Department of Endocrinology and Metabolism, The First Affiliated Hospital of Jinan University, Guangzhou, China.
Ann Jt. 2025 Jul 22;10:22. doi: 10.21037/aoj-24-60. eCollection 2025.
The synovial immune microenvironment plays a critical role in the onset and advancement of osteoarthritis (OA), but previous findings on some immune cells were inconsistent. This study seeks to comprehensively investigate the causal association between a multitude of immune cell traits and OA.
We performed this bidirectional Mendelian randomization (MR) analysis between a genome-wide association studies (GWAS) summary statistics containing 407,746 European ancestry and the largest GWAS data on 731 immune phenotypes. A replication analysis was conducted on a dataset containing 63,556 participants for validating the positive results. The causal effects were primarily estimated through inverse variance weighted (IVW) method, with four other methods (MR Egger, weighted median, simple mode, weighted mode) to reinforce the strength of causal evidence. Multiple sensitivity analyses (MR Egger, IVW method, leave-one-out analysis) were applied to mitigate the impact of heterogeneity and horizontal pleiotropy. Additionally, we employed a bioinformatics analysis by xCell algorithm to examine the expression of these immune cell phenotypes in OA and normal synovial tissues.
After false discovery rate (FDR) correction test, thirteen immune cell traits exhibited significant causal relationships with OA. These immune cell phenotypes came from seven groups, including B cell (n=3), conventional dendritic cell (cDC) (n=3), monocyte (n=3), myeloid cell (n=1), T cell, B cell, natural killer (NK) cell (TBNK) (n=2), regulatory T cell (Treg) (n=1).
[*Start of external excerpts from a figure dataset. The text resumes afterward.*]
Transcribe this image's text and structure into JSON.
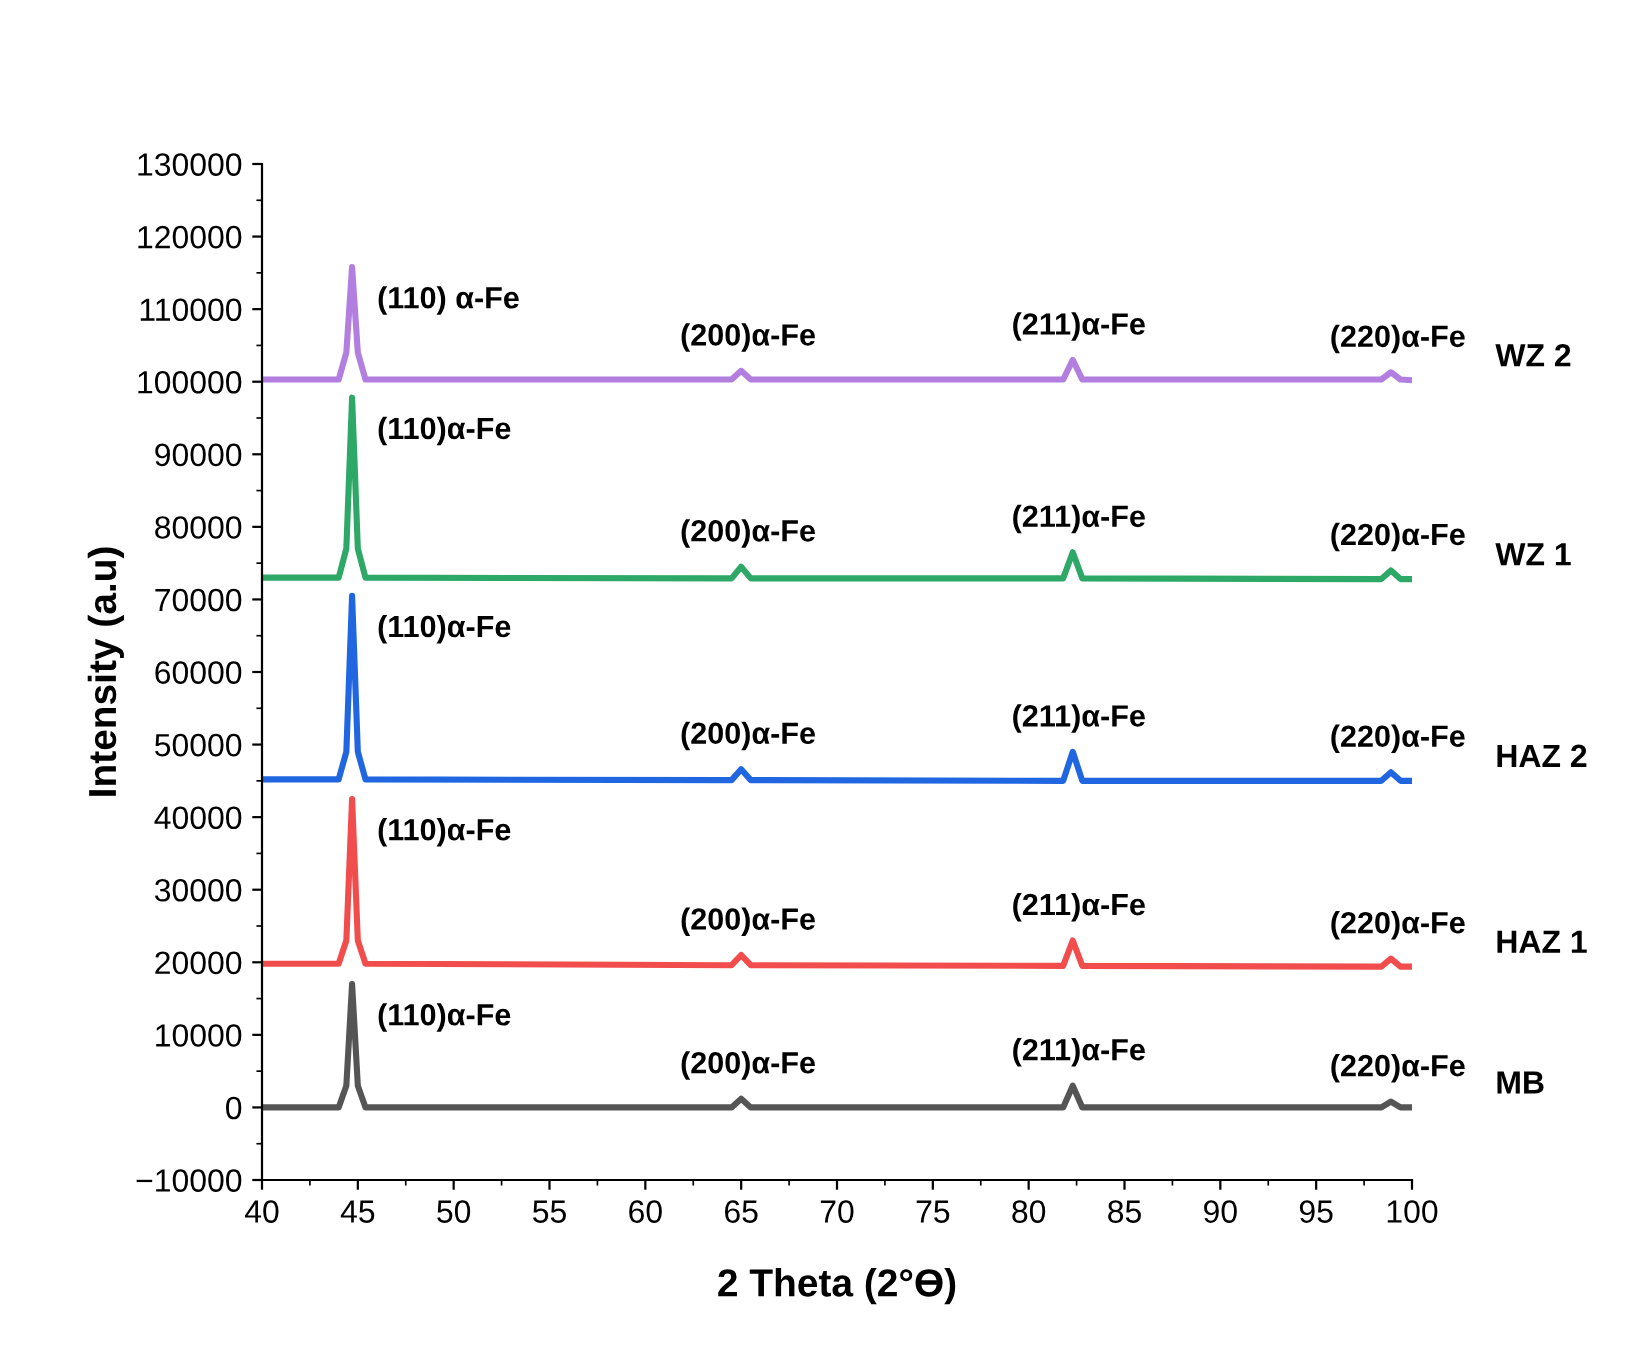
{
  "chart_data": {
    "type": "line",
    "xlabel": "2 Theta (2°Ө)",
    "ylabel": "Intensity (a.u)",
    "xlim": [
      40,
      100
    ],
    "xticks": [
      40,
      45,
      50,
      55,
      60,
      65,
      70,
      75,
      80,
      85,
      90,
      95,
      100
    ],
    "ylim": [
      -10000,
      130000
    ],
    "yticks": [
      -10000,
      0,
      10000,
      20000,
      30000,
      40000,
      50000,
      60000,
      70000,
      80000,
      90000,
      100000,
      110000,
      120000,
      130000
    ],
    "grid": false,
    "legend": false,
    "marker": "none",
    "line_style": "solid",
    "x": [
      40,
      44.0,
      44.4,
      44.7,
      45.0,
      45.4,
      64.5,
      65.0,
      65.5,
      81.8,
      82.3,
      82.8,
      98.4,
      98.9,
      99.4,
      100
    ],
    "series": [
      {
        "name": "MB",
        "color": "#555555",
        "values": [
          0,
          0,
          3000,
          17000,
          3000,
          0,
          0,
          1200,
          0,
          0,
          3000,
          0,
          0,
          800,
          0,
          0
        ]
      },
      {
        "name": "HAZ 1",
        "color": "#f24d4d",
        "values": [
          19800,
          19800,
          23000,
          42500,
          23000,
          19800,
          19600,
          21000,
          19600,
          19500,
          23000,
          19500,
          19400,
          20500,
          19400,
          19400
        ]
      },
      {
        "name": "HAZ 2",
        "color": "#1f66e0",
        "values": [
          45200,
          45200,
          49000,
          70500,
          49000,
          45200,
          45100,
          46600,
          45100,
          45000,
          49000,
          45000,
          45000,
          46200,
          45000,
          45000
        ]
      },
      {
        "name": "WZ 1",
        "color": "#2ea866",
        "values": [
          73000,
          73000,
          77000,
          97800,
          77000,
          73000,
          72900,
          74500,
          72900,
          72900,
          76500,
          72900,
          72800,
          74000,
          72800,
          72800
        ]
      },
      {
        "name": "WZ 2",
        "color": "#b27fe0",
        "values": [
          100300,
          100300,
          104000,
          115800,
          104000,
          100300,
          100300,
          101500,
          100300,
          100300,
          103000,
          100300,
          100300,
          101300,
          100300,
          100200
        ]
      }
    ],
    "annotations": [
      {
        "text": "(110)α-Fe",
        "x": 44.7,
        "y": 17000
      },
      {
        "text": "(200)α-Fe",
        "x": 65.0,
        "y": 1200
      },
      {
        "text": "(211)α-Fe",
        "x": 82.3,
        "y": 3000
      },
      {
        "text": "(220)α-Fe",
        "x": 98.9,
        "y": 800
      },
      {
        "text": "(110)α-Fe",
        "x": 44.7,
        "y": 42500
      },
      {
        "text": "(200)α-Fe",
        "x": 65.0,
        "y": 21000
      },
      {
        "text": "(211)α-Fe",
        "x": 82.3,
        "y": 23000
      },
      {
        "text": "(220)α-Fe",
        "x": 98.9,
        "y": 20500
      },
      {
        "text": "(110)α-Fe",
        "x": 44.7,
        "y": 70500
      },
      {
        "text": "(200)α-Fe",
        "x": 65.0,
        "y": 46600
      },
      {
        "text": "(211)α-Fe",
        "x": 82.3,
        "y": 49000
      },
      {
        "text": "(220)α-Fe",
        "x": 98.9,
        "y": 46200
      },
      {
        "text": "(110)α-Fe",
        "x": 44.7,
        "y": 97800
      },
      {
        "text": "(200)α-Fe",
        "x": 65.0,
        "y": 74500
      },
      {
        "text": "(211)α-Fe",
        "x": 82.3,
        "y": 76500
      },
      {
        "text": "(220)α-Fe",
        "x": 98.9,
        "y": 74000
      },
      {
        "text": "(110) α-Fe",
        "x": 44.7,
        "y": 115800
      },
      {
        "text": "(200)α-Fe",
        "x": 65.0,
        "y": 101500
      },
      {
        "text": "(211)α-Fe",
        "x": 82.3,
        "y": 103000
      },
      {
        "text": "(220)α-Fe",
        "x": 98.9,
        "y": 101300
      }
    ]
  }
}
The strongest effects on OA were found in "CD64 on CD14 CD16 monocyte" [odds ratio (OR): 1.044; 95% confidence interval (CI): 1.012-1.076; P=0.03] and "CD16 monocyte %monocyte" (OR: 0.948; 95% CI: 0.916-0.980; P=0.009). Sensitivity analyses did not detect any evidence of heterogeneity and horizontal pleiotropy. We also identify five immune traits influenced by OA. Additionally, replication analysis reconfirmed the causal effect of "CD64 on CD14 CD16 monocyte" (OR: 1.102; 95% CI: 1.046-1.161; P<0.001) and "HLA DR NK %NK" (OR: 0.945; 95% CI: 0.908-0.983; P=0.03) on OA.
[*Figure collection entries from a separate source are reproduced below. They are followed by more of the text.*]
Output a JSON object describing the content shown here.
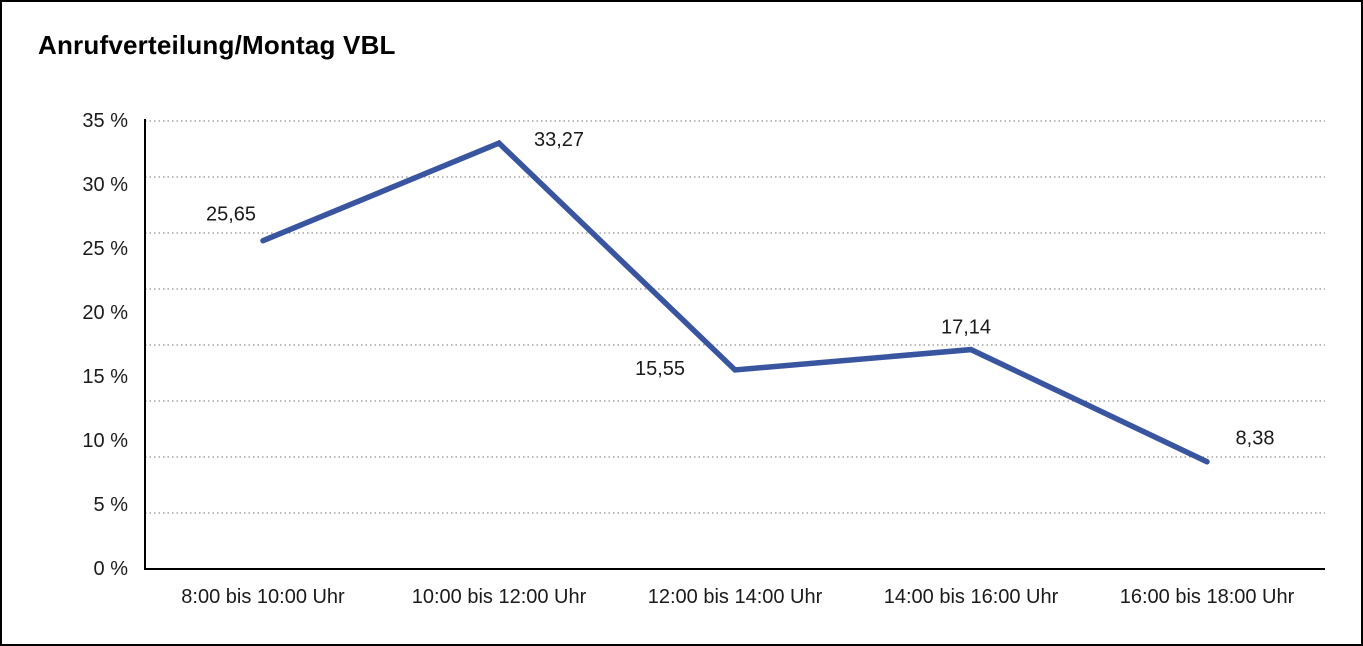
{
  "title": "Anrufverteilung/Montag VBL",
  "chart_data": {
    "type": "line",
    "title": "Anrufverteilung/Montag VBL",
    "categories": [
      "8:00 bis 10:00 Uhr",
      "10:00 bis 12:00 Uhr",
      "12:00 bis 14:00 Uhr",
      "14:00 bis 16:00 Uhr",
      "16:00 bis 18:00 Uhr"
    ],
    "values": [
      25.65,
      33.27,
      15.55,
      17.14,
      8.38
    ],
    "point_labels": [
      "25,65",
      "33,27",
      "15,55",
      "17,14",
      "8,38"
    ],
    "y_tick_labels": [
      "35 %",
      "30 %",
      "25 %",
      "20 %",
      "15 %",
      "10 %",
      "5 %",
      "0 %"
    ],
    "ylim": [
      0,
      35
    ],
    "xlabel": "",
    "ylabel": "",
    "legend": "none",
    "grid": "horizontal-dotted",
    "num_gridline_intervals": 8,
    "line_color": "#3A55A0",
    "axis_color": "#000000",
    "gridline_color": "#747474",
    "text_color": "#1a1a1a"
  }
}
Our findings reveal the causal relationships between specific immune cells and OA, offering genetic insights into the role of immune cells in OA pathogenesis and guiding the exploration of novel immunological treatments for OA.
滑膜免疫微环境在骨关节炎(OA)的发病和进展中起关键作用,但先前关于一些免疫细胞的研究结果并不一致。本研究旨在全面调查多种免疫细胞特征与OA之间的因果关系。
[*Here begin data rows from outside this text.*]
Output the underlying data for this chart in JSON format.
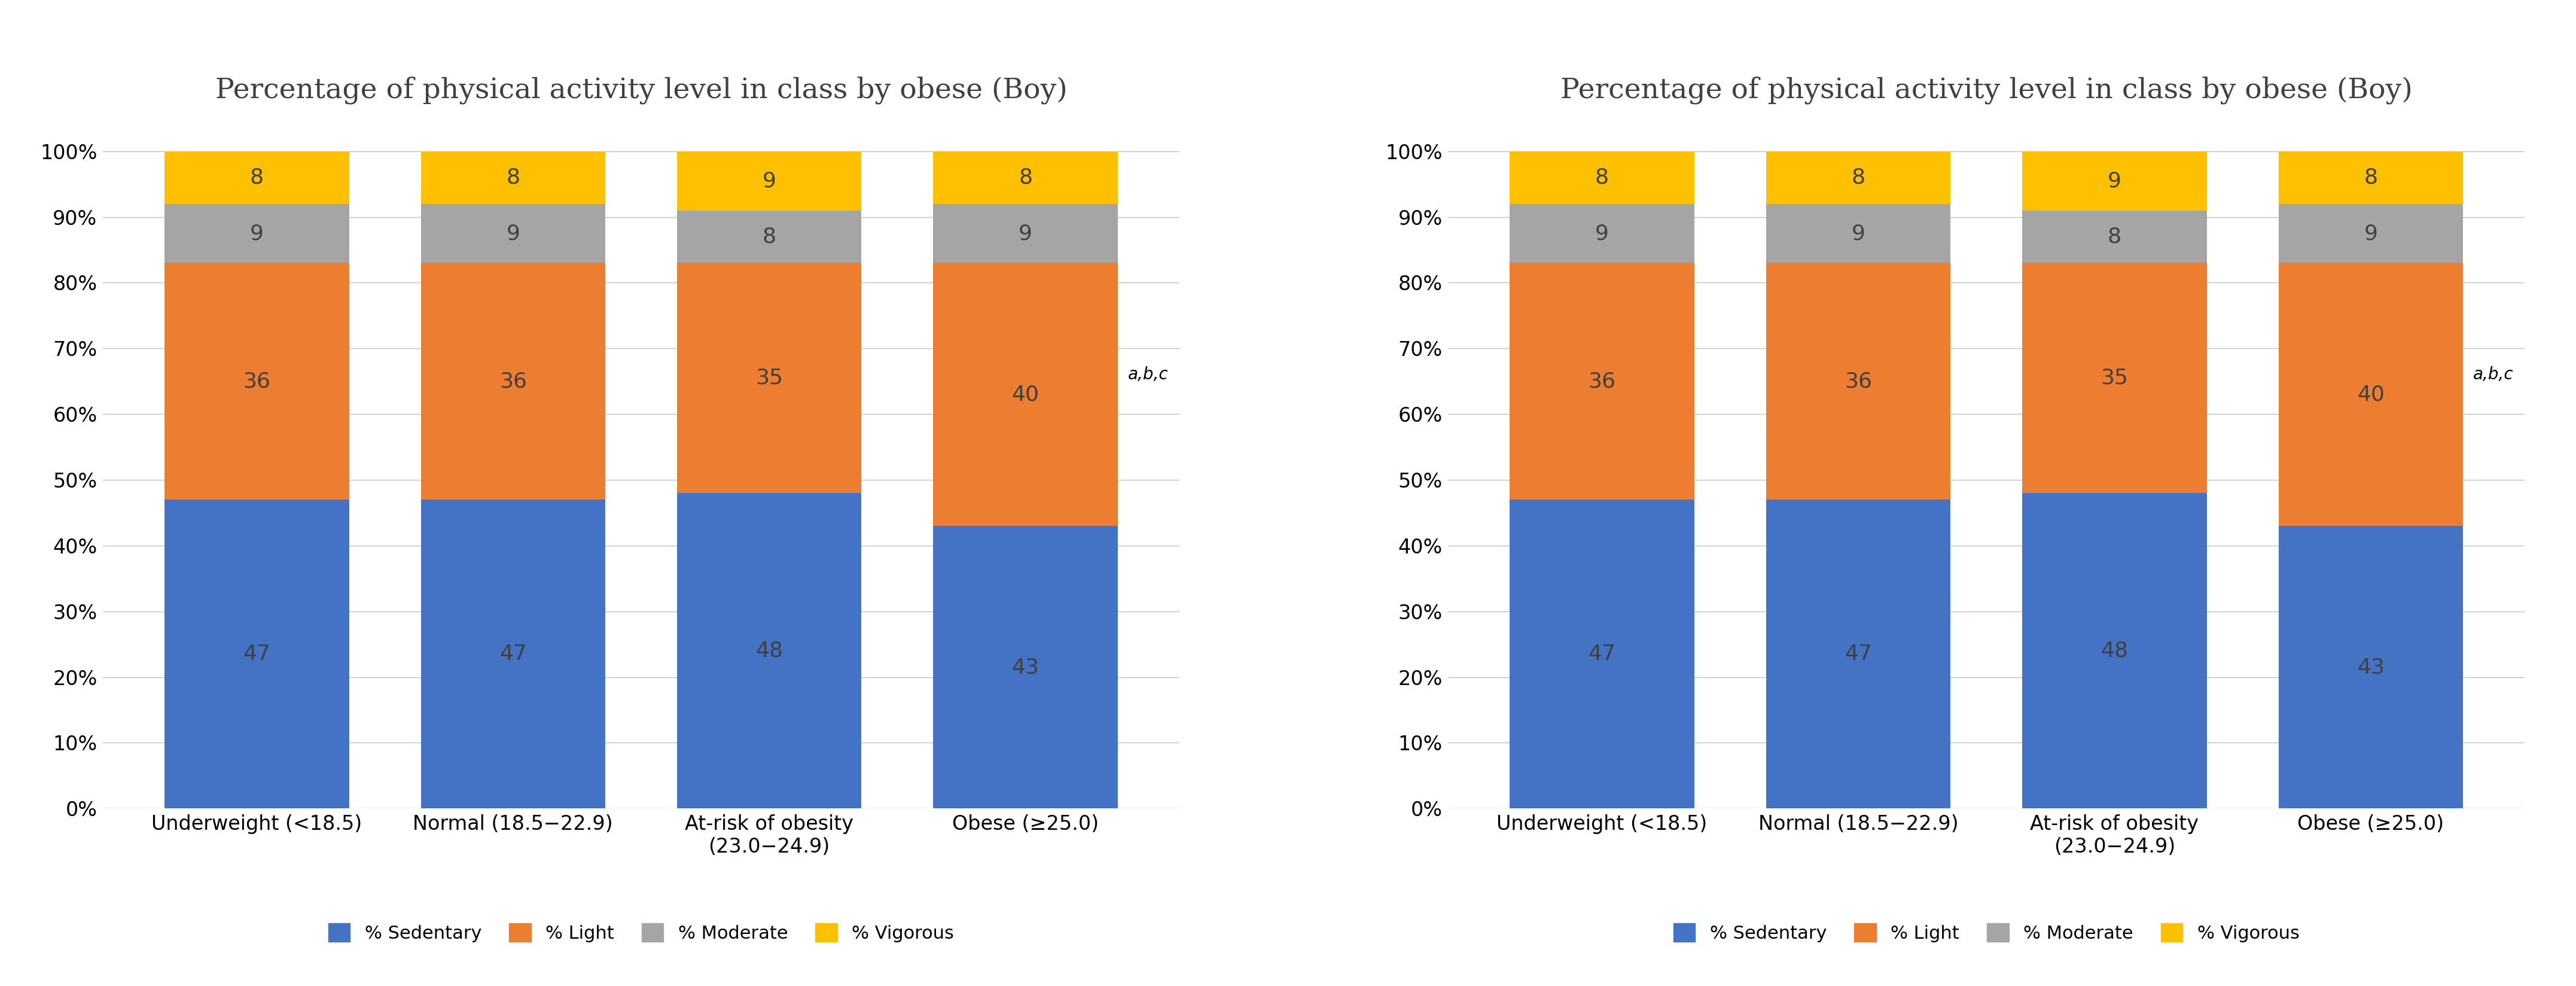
{
  "title": "Percentage of physical activity level in class by obese (Boy)",
  "categories": [
    "Underweight (<18.5)",
    "Normal (18.5−22.9)",
    "At-risk of obesity\n(23.0−24.9)",
    "Obese (≥25.0)"
  ],
  "sedentary": [
    47,
    47,
    48,
    43
  ],
  "light": [
    36,
    36,
    35,
    40
  ],
  "moderate": [
    9,
    9,
    8,
    9
  ],
  "vigorous": [
    8,
    8,
    9,
    8
  ],
  "colors": {
    "sedentary": "#4472C4",
    "light": "#ED7D31",
    "moderate": "#A5A5A5",
    "vigorous": "#FFC000"
  },
  "annotation_obese": "a,b,c",
  "yticks": [
    0,
    10,
    20,
    30,
    40,
    50,
    60,
    70,
    80,
    90,
    100
  ],
  "legend_labels": [
    "% Sedentary",
    "% Light",
    "% Moderate",
    "% Vigorous"
  ],
  "bar_width": 0.72,
  "title_fontsize": 34,
  "tick_fontsize": 24,
  "legend_fontsize": 22,
  "annotation_fontsize": 20,
  "value_fontsize": 26,
  "text_color_in_bar": "#404040"
}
我们在包含407,746名欧洲血统个体的全基因组关联研究(GWAS)汇总统计数据与关于731种免疫表型的最大GWAS数据之间进行了双向孟德尔随机化(MR)分析。在一个包含63,556名参与者的数据集上进行了重复分析,以验证阳性结果。因果效应主要通过逆方差加权(IVW)方法估计,并用其他四种方法(MR Egger、加权中位数、简单模式、加权模式)来加强因果证据的强度。应用了多种敏感性分析(MR Egger、IVW方法、留一法分析)以减轻异质性和水平多效性的影响。此外,我们采用xCell算法进行生物信息学分析,以检查这些免疫细胞表型在OA和正常滑膜组织中的表达。
经过错误发现率(FDR)校正检验后,13种免疫细胞特征与OA表现出显著的因果关系。这些免疫细胞表型来自7组,包括B细胞(n = 3)、传统树突状细胞(cDC)(n = 3)、单核细胞(n = 3)、髓样细胞(n = 1)、T细胞、B细胞、自然杀伤(NK)细胞(TBNK)(n = 2)、调节性T细胞(Treg)(n = 1)。对OA影响最强的是“CD + 14 CD + 16单核细胞上的CD64”[优势比(OR):1.044;95%置信区间(CI):1.012 - 1.076;P = 0.03]和“CD16单核细胞占单核细胞的百分比”(OR:0.948;95% CI:0.916 - 0.980;P = 0.009)。敏感性分析未检测到任何异质性和水平多效性的证据。我们还确定了5种受OA影响的免疫特征。此外,重复分析再次证实了“CD + 14 CD + 16单核细胞上的CD64”(OR:1.102;95% CI:1.046 - 1.161;P < 0.001)和“NK细胞上的HLA - DR占NK细胞的百分比”(OR:0.945;95% CI:0.908 - 0.983;P = 0.03)对OA的因果效应。
我们的研究结果揭示了特定免疫细胞与OA之间的因果关系,为免疫细胞在OA发病机制中的作用提供了遗传学见解,并指导了针对OA的新型免疫治疗方法的探索。